Leonhard Dobusch, Wirtschaftswissenschaftler an der Uni Innsbruck hat das Lexikonprojekt über Jahre hinweg beforscht. Er beschäftigt sich damit, warum dessen radikale Offenheit letztlich zu Ausschlüssen führt und wie man dies ändern kann. „Wenn ich wie Wikipedia offen für alle Menschen bin, dann bin ich eben auch offen für Leute, die sich nicht korrekt verhalten und andere belästigen. Solche Leute muss man ganz radikal hinauswerfen, und dazu braucht es Instrumente.“
Männlich, westlich, christlich
Dobusch zufolge ist der typische „Wikipedianer“männlich, technisch versiert, formal gebildet, zwischen 15 und 49 Jahren alt und stammt aus einem christlich geprägten Industrieland. An Wikipedia sehe man schön, wie unterschiedlich die Auffassung davon, was neutral bedeute, sein könne, meint Dobusch, der gestern auch bei den Technologiegesprächen des Forums Alpbach über Netzneutralität gesprochen hat.
Anders als in den Anfangszeiten des Internets spielt sich heute ein Großteil der Nutzung auf Plattformen ab, die hochgradig zentralisiert und kontrolliert sind. Das hat wiederum Auswirkungen auf das Herstellen einer demokratischen Öffentlichkeit: Digitale Öffentlichkeiten werden zunehmend von sehr wenigen Plattformen wie Google, YouTube und Facebook strukturiert. Deren Regeln haben als Konsequenz einen großen Einfluss darauf, welche Form von Öffentlichkeit im Netz entsteht.
An dieser Stelle hakt die alte Frage der Netzneutralität mit neuem Fokus ein. Dobusch: „Ein zentraler Punkt ist diese Widersprüchlichkeit, dass die Plattformen mit dem Vorwurf konfrontiert sind, zu neutral – bei den Themen Hate Speech und Fake News – und gleichzeitig zu wenig neutral – beim Thema Algorithmen – zu sein.“Die Neutralität, die man dem Internet als Ganzes zugeschrieben hat und die als Voraussetzung für die Offenheit des Internets angesehen wird, werde also jetzt in diesem „Plattformeninternet“zum Streitpunkt.

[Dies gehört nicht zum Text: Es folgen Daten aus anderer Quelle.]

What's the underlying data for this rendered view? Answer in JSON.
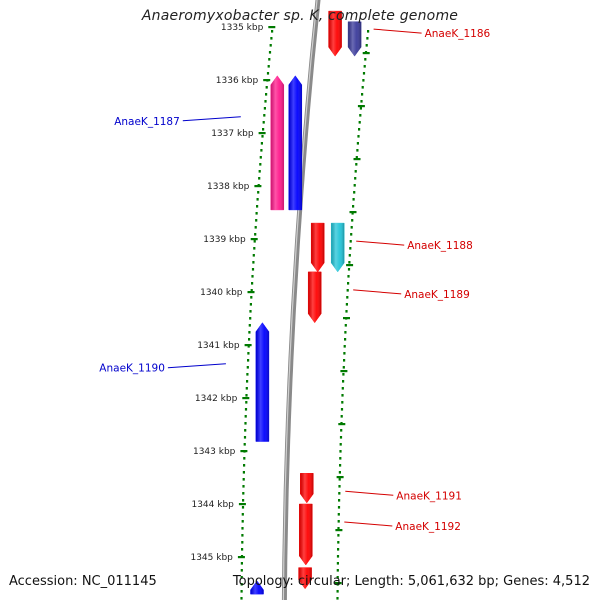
{
  "title": "Anaeromyxobacter sp. K, complete genome",
  "footer": {
    "accession": "Accession: NC_011145",
    "summary": "Topology: circular; Length: 5,061,632 bp; Genes: 4,512"
  },
  "colors": {
    "plus_strand_gene": "#ff0000",
    "minus_strand_gene": "#0000ff",
    "pink_gene": "#ff1a8c",
    "cyan_gene": "#22c4d8",
    "navy_gene": "#3a3a9a",
    "label_red": "#d40000",
    "label_blue": "#0000cc",
    "tick_green": "#007a00",
    "backbone": "#8a8a8a"
  },
  "scale": {
    "unit": "kbp",
    "ticks": [
      {
        "kbp": 1335,
        "label": "1335 kbp"
      },
      {
        "kbp": 1336,
        "label": "1336 kbp"
      },
      {
        "kbp": 1337,
        "label": "1337 kbp"
      },
      {
        "kbp": 1338,
        "label": "1338 kbp"
      },
      {
        "kbp": 1339,
        "label": "1339 kbp"
      },
      {
        "kbp": 1340,
        "label": "1340 kbp"
      },
      {
        "kbp": 1341,
        "label": "1341 kbp"
      },
      {
        "kbp": 1342,
        "label": "1342 kbp"
      },
      {
        "kbp": 1343,
        "label": "1343 kbp"
      },
      {
        "kbp": 1344,
        "label": "1344 kbp"
      },
      {
        "kbp": 1345,
        "label": "1345 kbp"
      }
    ]
  },
  "genes": [
    {
      "label": "AnaeK_1186",
      "strand": "+",
      "start_kbp": 1334.7,
      "end_kbp": 1335.55,
      "color": "#ff0000",
      "side": "right"
    },
    {
      "label": "",
      "strand": "+",
      "start_kbp": 1334.9,
      "end_kbp": 1335.55,
      "color": "#3a3a9a",
      "side": "right"
    },
    {
      "label": "AnaeK_1187",
      "strand": "-",
      "start_kbp": 1335.92,
      "end_kbp": 1338.45,
      "color": "#ff1a8c",
      "side": "left"
    },
    {
      "label": "",
      "strand": "-",
      "start_kbp": 1335.92,
      "end_kbp": 1338.45,
      "color": "#0000ff",
      "side": "left"
    },
    {
      "label": "AnaeK_1188",
      "strand": "+",
      "start_kbp": 1338.7,
      "end_kbp": 1339.62,
      "color": "#ff0000",
      "side": "right"
    },
    {
      "label": "",
      "strand": "+",
      "start_kbp": 1338.7,
      "end_kbp": 1339.62,
      "color": "#22c4d8",
      "side": "right"
    },
    {
      "label": "AnaeK_1189",
      "strand": "+",
      "start_kbp": 1339.62,
      "end_kbp": 1340.58,
      "color": "#ff0000",
      "side": "right"
    },
    {
      "label": "AnaeK_1190",
      "strand": "-",
      "start_kbp": 1340.58,
      "end_kbp": 1342.82,
      "color": "#0000ff",
      "side": "left"
    },
    {
      "label": "AnaeK_1191",
      "strand": "+",
      "start_kbp": 1343.42,
      "end_kbp": 1343.98,
      "color": "#ff0000",
      "side": "right"
    },
    {
      "label": "AnaeK_1192",
      "strand": "+",
      "start_kbp": 1344.0,
      "end_kbp": 1345.15,
      "color": "#ff0000",
      "side": "right"
    },
    {
      "label": "",
      "strand": "+",
      "start_kbp": 1345.2,
      "end_kbp": 1345.6,
      "color": "#ff0000",
      "side": "right"
    },
    {
      "label": "",
      "strand": "-",
      "start_kbp": 1345.45,
      "end_kbp": 1345.7,
      "color": "#0000ff",
      "side": "left"
    }
  ]
}
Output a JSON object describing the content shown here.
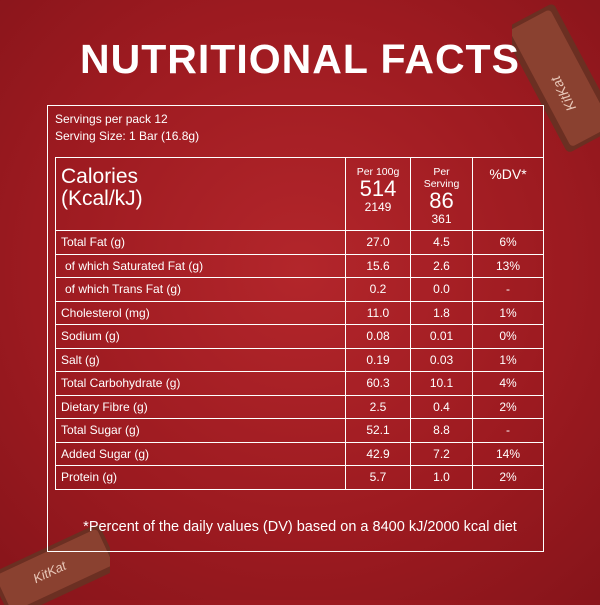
{
  "header": {
    "title": "NUTRITIONAL FACTS",
    "servings_per_pack": "Servings per pack 12",
    "serving_size": "Serving Size: 1 Bar (16.8g)"
  },
  "table": {
    "calories_label": [
      "Calories",
      "(Kcal/kJ)"
    ],
    "columns": [
      {
        "label": "Per 100g",
        "kcal": "514",
        "kj": "2149"
      },
      {
        "label": "Per Serving",
        "kcal": "86",
        "kj": "361"
      }
    ],
    "dv_label": "%DV*",
    "rows": [
      [
        "Total Fat (g)",
        "27.0",
        "4.5",
        "6%"
      ],
      [
        "of which Saturated Fat (g)",
        "15.6",
        "2.6",
        "13%"
      ],
      [
        "of which Trans Fat (g)",
        "0.2",
        "0.0",
        "-"
      ],
      [
        "Cholesterol (mg)",
        "11.0",
        "1.8",
        "1%"
      ],
      [
        "Sodium (g)",
        "0.08",
        "0.01",
        "0%"
      ],
      [
        "Salt (g)",
        "0.19",
        "0.03",
        "1%"
      ],
      [
        "Total Carbohydrate (g)",
        "60.3",
        "10.1",
        "4%"
      ],
      [
        "Dietary Fibre (g)",
        "2.5",
        "0.4",
        "2%"
      ],
      [
        "Total Sugar (g)",
        "52.1",
        "8.8",
        "-"
      ],
      [
        "Added Sugar (g)",
        "42.9",
        "7.2",
        "14%"
      ],
      [
        "Protein (g)",
        "5.7",
        "1.0",
        "2%"
      ]
    ]
  },
  "footnote": "*Percent of the daily values (DV) based on a 8400 kJ/2000 kcal diet",
  "logo": "KitKat"
}
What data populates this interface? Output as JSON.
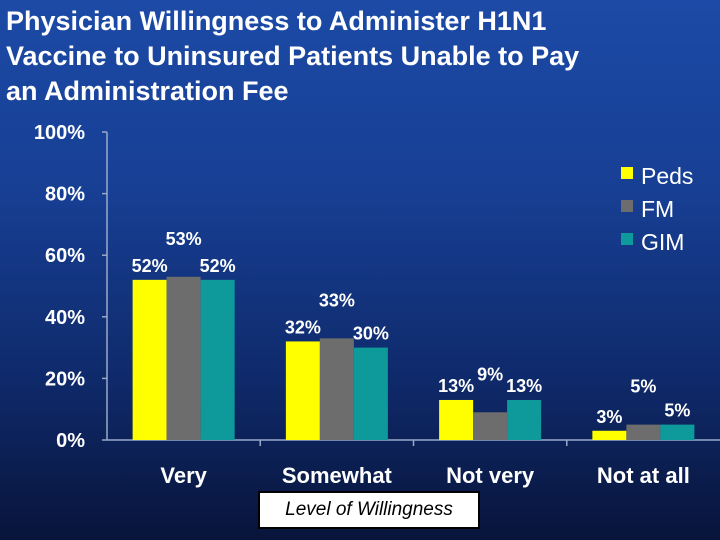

„Ich glaube aber, dass die Regulierung von bestehenden marktdominierenden Plattformbetreibern nicht ausreicht, weil das Ergebnis davon nur eine Form von Neutralität ist und Neutralität, wie auch das Beispiel Wikipedia zeigt, immer schon umstritten ist.“Die Frage nach dem neutralen Standpunkt kann nicht eindeutig geklärt werden: „Plattformen, die profitgetrieben sind, kommen naturgemäß zu einer anderen Antwort als nicht profitgetriebene Plattformen.“
Dobusch sitzt auch im ZDFFernsehrat und beschäftigt sich mit der Rolle, die der öffentlich-rechtliche Rundfunk in diesem Dilemma spielen könnte. Er ist der Auffas- sung, dass das Internet dessen Auftrag verändert hat: „Ist es nicht die Aufgabe eines öffentlich-rechtlichen Rundfunks, Alternativen anzubieten, die diese Neutralitätsfrage anders beantworten?“Er würde meinen, ja. Im Sinn einer Art „Internetintendanz“.
ORF in die Pflicht nehmen
Dort solle sich jedermann am Datenaustausch im Netz beteiligen können – und etwa einen eigenen Podcast oder das Video der Schulaufführung teilen, ohne auf die kommerziellen Plattformen mit deren Bedingungen angewiesen zu sein. Dobusch plädiert dafür, dass eine derartige Plattform zudem für ORF-Inhalte genutzt und offen lizenziert werde. Wesentlich sei, dass ein solches Angebot nicht nur benutzerfreundlich, sondern auch stark kuratiert sein müsse.
Schon der Philosoph Karl Popper wies einst auf das Paradoxon einer freien Gesellschaft hin. Diesem zufolge führt uneingeschränkte Freiheit zum Gegenteil von Freiheit. Analog dazu brauche es eben auch im Netz Einschränkungen, um große Offenheit zu erreichen. Dobusch: „Es kommt immer darauf an, wer reguliert und welche Freiheit ausgedünnt wird.“Oder salopp formuliert, wessen Freiheit mehr zählt: die der privaten Nutzer oder jene der Internetgiganten.